“Jesus said to them, ‘You’ve no idea how I’ve looked forward to eating this pascha with you before I suffer” (Luke 22.15).
One of my favorite scenes in the movie Moonstruck (1987) comes early in the film. Loretta (Cher) is in the kitchen with her father Cosmo (Vincent Gardenia), pouring them both a glass of champagne. Cosmo, sitting in his robe and pjs, watches her doing this and a sweet smile comes and fills his face and eyes.
It’s a subtle bit of acting that, to me, captures so well the moment that comes to me sometimes when I’m with someone dear to me. It’s always something mundane: perhaps Leanne’s filling her coffee cup or sending a text. But in that moment, it’s that she’s more present to me than normal, or perhaps I am. Because sitting or standing there, I see her in all her incarnations—the woman across from me on our first date, the one who encouraged me to go and finish my degree, the person who taught me to let her do things for me. And in that moment, my heart overflows. I’m caught by how much I not only love her today, but in every moment and as each person she has been through our years.
This is what I like to think happened to Jesus in this moment, sitting there at the table with his friends gathered around. He’s watching them taking their seats, jockeying for position, and probably already talking amongst themselves who’s the “greatest.” In those few seconds this is happening, he sees them as they were and as they are.
Peter: skin weathered by wind and water who was standing on the dock with his feet bare and his hair wet, at home with mouth agape as his mother-in-law runs about the kitchen, so matter of fact in his confession that Jesus is the Anointed One, this man who has become a leader of this group.
James and John: heads down while the seabirds hovered overhead and they mended their nets, their sheepish looks as their mother asks if they can be at Jesus’ right and left, these two men who witnessed a moment outside of time atop the mountain.
Somehow he sees them all both one by one and all at once. It’s as if the room is filled with multiple versions of each. And maybe it coalesces back into the eleven of them when someone leans close and asks why he’s smiling.
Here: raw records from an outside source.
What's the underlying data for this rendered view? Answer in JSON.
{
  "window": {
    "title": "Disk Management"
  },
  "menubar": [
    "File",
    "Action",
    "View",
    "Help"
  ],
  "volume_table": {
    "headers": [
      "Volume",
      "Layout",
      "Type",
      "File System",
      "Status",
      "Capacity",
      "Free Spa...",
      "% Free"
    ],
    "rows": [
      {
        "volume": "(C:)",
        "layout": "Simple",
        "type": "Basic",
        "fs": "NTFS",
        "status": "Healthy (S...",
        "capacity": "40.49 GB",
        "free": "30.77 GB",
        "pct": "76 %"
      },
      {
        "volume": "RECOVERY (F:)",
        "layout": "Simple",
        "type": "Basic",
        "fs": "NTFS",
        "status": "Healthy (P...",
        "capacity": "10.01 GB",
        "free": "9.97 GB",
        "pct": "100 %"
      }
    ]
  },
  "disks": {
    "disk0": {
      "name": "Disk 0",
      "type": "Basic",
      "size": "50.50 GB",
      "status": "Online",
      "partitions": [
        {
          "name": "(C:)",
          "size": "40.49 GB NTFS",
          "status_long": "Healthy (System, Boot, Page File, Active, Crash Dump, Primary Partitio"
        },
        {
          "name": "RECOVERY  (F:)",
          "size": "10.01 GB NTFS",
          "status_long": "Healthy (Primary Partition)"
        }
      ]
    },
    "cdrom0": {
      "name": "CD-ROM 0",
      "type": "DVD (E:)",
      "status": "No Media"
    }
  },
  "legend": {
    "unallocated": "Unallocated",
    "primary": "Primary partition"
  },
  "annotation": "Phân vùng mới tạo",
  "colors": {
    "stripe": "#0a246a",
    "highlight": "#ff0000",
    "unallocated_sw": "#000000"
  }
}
Perhaps this kind of glimpse was something Jesus was used to seeing. Maybe it’s how the Divine sees us all the time: as all we have been and are to this moment. Possibly, this is the lens of love, and my experience with it is a taste of that.
It makes sense, to me, that love, true love would see the world and those within it as such. Love, cultivated over time, is not an experience of only the present but of all we’ve lived through and experienced with others—people and animals—over the years. It’s part of loving someone wholly and completely as we are loved.
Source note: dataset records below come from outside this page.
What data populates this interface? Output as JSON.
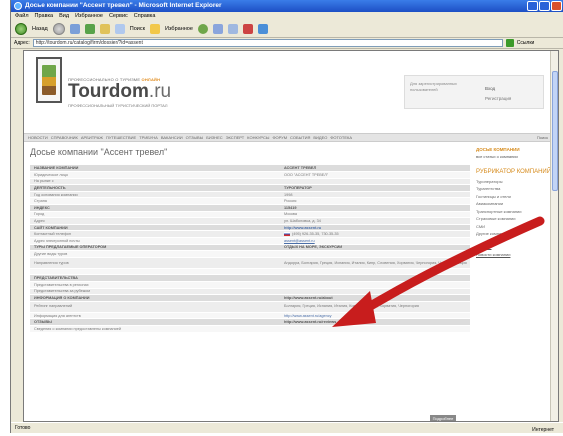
{
  "window": {
    "title": "Досье компании \"Ассент тревел\" - Microsoft Internet Explorer",
    "menu": [
      "Файл",
      "Правка",
      "Вид",
      "Избранное",
      "Сервис",
      "Справка"
    ],
    "toolbar": {
      "back": "Назад",
      "search": "Поиск",
      "favorites": "Избранное"
    },
    "address": "http://tourdom.ru/catalog/firm/dossier/?id=assent",
    "links": "Ссылки",
    "status_left": "Готово",
    "status_zone": "Интернет"
  },
  "site": {
    "tagline_prefix": "ПРОФЕССИОНАЛЬНО О ТУРИЗМЕ",
    "tagline_accent": "ОНЛАЙН",
    "logo": "Tourdom",
    "logo_suffix": ".ru",
    "logo_sub": "ПРОФЕССИОНАЛЬНЫЙ ТУРИСТИЧЕСКИЙ ПОРТАЛ",
    "login_label": "Для зарегистрированных пользователей",
    "login_r1": "Вход",
    "login_r2": "Регистрация",
    "nav": [
      "НОВОСТИ",
      "СПРАВОЧНИК",
      "АРБИТРАЖ",
      "ПУТЕШЕСТВИЕ",
      "ТРИБУНА",
      "ВАКАНСИИ",
      "ОТЗЫВЫ",
      "БИЗНЕС",
      "ЭКСПЕРТ",
      "КОНКУРСЫ",
      "ФОРУМ",
      "СОБЫТИЯ",
      "ВИДЕО",
      "ФОТОТЕКА"
    ],
    "nav_search": "Поиск"
  },
  "page": {
    "title": "Досье компании \"Ассент тревел\""
  },
  "rows": [
    {
      "label": "НАЗВАНИЕ КОМПАНИИ",
      "value": "АССЕНТ ТРЕВЕЛ",
      "section": true
    },
    {
      "label": "Юридическое лицо",
      "value": "ООО \"АССЕНТ ТРЕВЕЛ\""
    },
    {
      "label": "На рынке с",
      "value": ""
    },
    {
      "label": "ДЕЯТЕЛЬНОСТЬ",
      "value": "ТУРОПЕРАТОР",
      "section": true
    },
    {
      "label": "Год основания компании",
      "value": "1998"
    },
    {
      "label": "Страна",
      "value": "Россия"
    },
    {
      "label": "ИНДЕКС",
      "value": "115419",
      "section": true
    },
    {
      "label": "Город",
      "value": "Москва"
    },
    {
      "label": "Адрес",
      "value": "ул. Шаболовка, д. 34"
    },
    {
      "label": "САЙТ КОМПАНИИ",
      "value": "http://www.assent.ru",
      "section": true,
      "link": true
    },
    {
      "label": "Контактный телефон",
      "value": "(495) 926-35-35, 730-35-35",
      "flag": true
    },
    {
      "label": "Адрес электронной почты",
      "value": "assent@assent.ru",
      "link": true
    },
    {
      "label": "ТУРЫ ПРЕДЛАГАЕМЫЕ ОПЕРАТОРОМ",
      "value": "ОТДЫХ НА МОРЕ, ЭКСКУРСИИ",
      "section": true
    },
    {
      "label": "Другие виды туров",
      "value": ""
    },
    {
      "label": "Направления туров",
      "value": "Андорра, Болгария, Греция, Испания, Италия, Кипр, Словения, Хорватия, Черногория, Чехия, Франция",
      "tall": true
    },
    {
      "label": "",
      "value": ""
    },
    {
      "label": "ПРЕДСТАВИТЕЛЬСТВА",
      "value": "",
      "section": true
    },
    {
      "label": "Представительства в регионах",
      "value": ""
    },
    {
      "label": "Представительства за рубежом",
      "value": ""
    },
    {
      "label": "ИНФОРМАЦИЯ О КОМПАНИИ",
      "value": "http://www.assent.ru/about",
      "section": true
    },
    {
      "label": "Рейтинг направлений",
      "value": "Болгария, Греция, Испания, Италия, Кипр, Словения, Хорватия, Черногория",
      "tall": true
    },
    {
      "label": "Информация для агентств",
      "value": "http://www.assent.ru/agency",
      "link": true
    },
    {
      "label": "ОТЗЫВЫ",
      "value": "http://www.assent.ru/reviews",
      "section": true
    },
    {
      "label": "Сведения о компании предоставлены компанией",
      "value": ""
    }
  ],
  "sidebar": {
    "h1": "ДОСЬЕ КОМПАНИИ",
    "h1_link": "все статьи о компании",
    "h2": "РУБРИКАТОР КОМПАНИЙ",
    "list": [
      "Туроператоры",
      "Турагентства",
      "Гостиницы и отели",
      "Авиакомпании",
      "Транспортные компании",
      "Страховые компании",
      "СМИ",
      "Другие компании"
    ],
    "news_h": "Новости",
    "news_link": "Новости компании"
  },
  "more_button": "Подробнее"
}
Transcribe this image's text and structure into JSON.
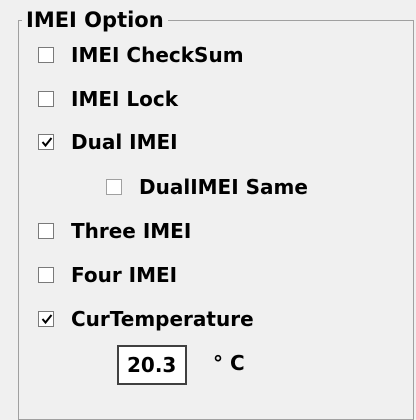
{
  "group": {
    "title": "IMEI Option"
  },
  "options": {
    "imei_checksum": {
      "label": "IMEI CheckSum",
      "checked": false
    },
    "imei_lock": {
      "label": "IMEI Lock",
      "checked": false
    },
    "dual_imei": {
      "label": "Dual IMEI",
      "checked": true
    },
    "dual_imei_same": {
      "label": "DualIMEI Same",
      "checked": false
    },
    "three_imei": {
      "label": "Three IMEI",
      "checked": false
    },
    "four_imei": {
      "label": "Four IMEI",
      "checked": false
    },
    "cur_temperature": {
      "label": "CurTemperature",
      "checked": true
    }
  },
  "temperature": {
    "value": "20.3",
    "unit": "° C"
  }
}
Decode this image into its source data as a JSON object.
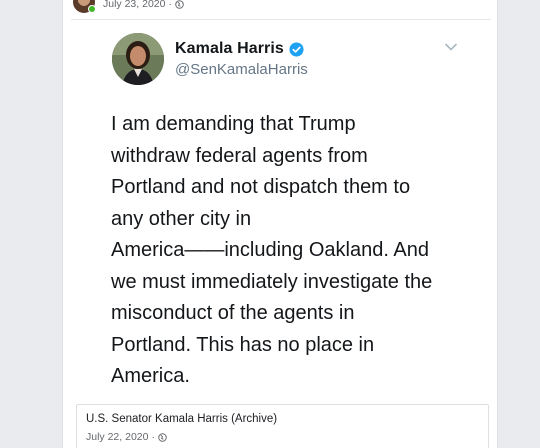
{
  "post": {
    "date": "July 23, 2020",
    "separator": "·"
  },
  "tweet": {
    "name": "Kamala Harris",
    "handle": "@SenKamalaHarris",
    "lines": [
      "I am demanding that Trump",
      "withdraw federal agents from",
      "Portland and not dispatch them to",
      "any other city in",
      "America——including Oakland. And",
      "we must immediately investigate the",
      "misconduct of the agents in",
      "Portland. This has no place in",
      "America."
    ],
    "verified_color": "#1da1f2"
  },
  "link_preview": {
    "title": "U.S. Senator Kamala Harris (Archive)",
    "date": "July 22, 2020",
    "separator": "·"
  },
  "icons": [
    "globe-icon",
    "verified-icon",
    "chevron-down-icon"
  ]
}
And that makes me wonder if this was not a momentary thing, but how Jesus—Love Incarnate—experienced the world. Could it be that he reached out with such compassion, kept company with the outcast, and refused to act violently even when they came for him in the night because he saw everyone as all that are and have been?
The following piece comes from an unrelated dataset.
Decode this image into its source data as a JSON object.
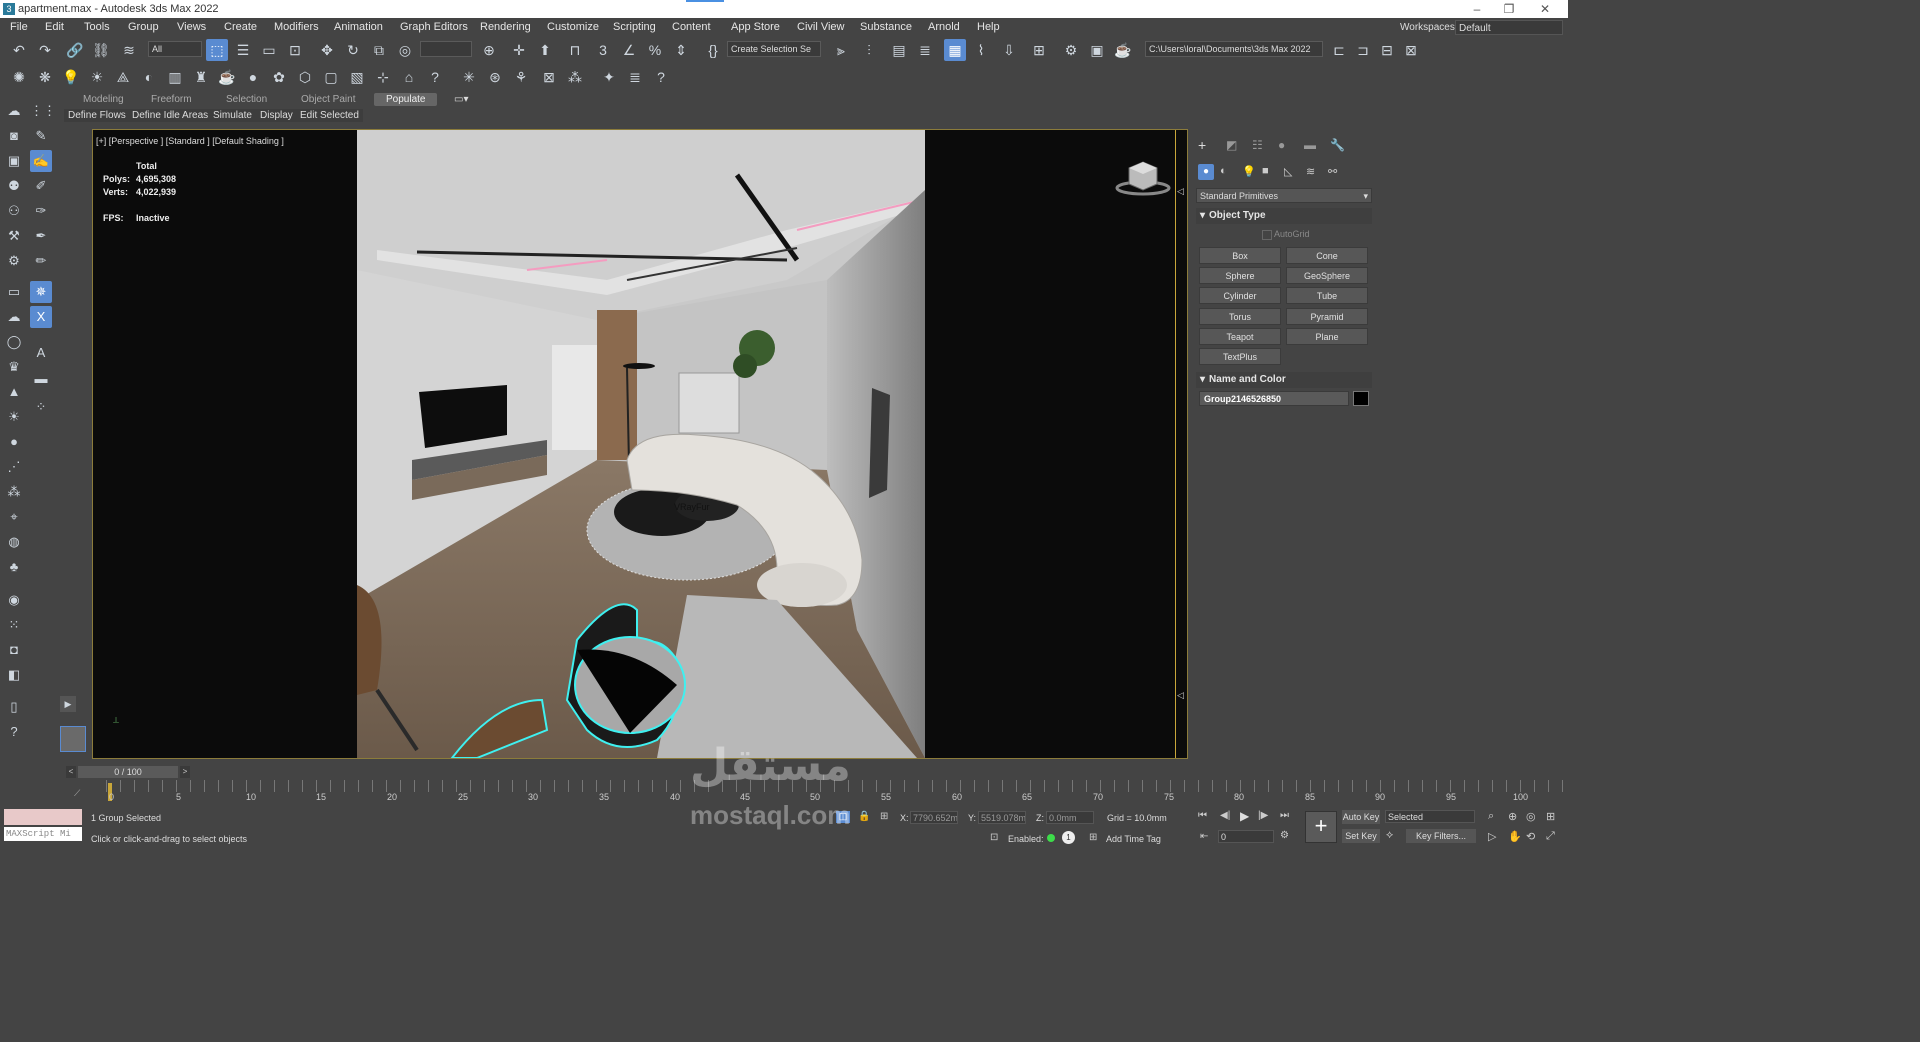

With the Samaritan woman at the well, was it not only knowing she’d been married many times but seeing the person she was then? In the midday sun, did he see her abused, neglected, abandoned. Is that why he sat with her scandalously?
Or with the man who lived in chains in the cemetery, outcast from the village: who were the tortured, bullied, sad persons that had gone from peace to madness? Or the woman the crowd was too eager to stone for her adultery: was she once a child without a father, a girl who felt like she would never be loved?
Imagine having that sort of sight with all the people we encounter? What if we saw who each person had been in all the phases of their life? Would we find it easier or more difficult to love them?
It’s impossible for me to choose a single line from Moonstruck, the script’s too well written. But one I return to again and again is spoken by Ronnie (Nicholas Cage) who says, “Love don’t make things nice. It ruins everything. It breaks our hearts.”
Love ruins so many things: it upsets our feelings of superiority, it undermines our attempts to dehumanize, it forces us to see ourselves in the person facing us.
And who knows what sort of world might come of that.
Beloved One, you see us and love us for who we are and who we have been. Give us eyes to see the many persons that make up those we meet; so we may love them as you do.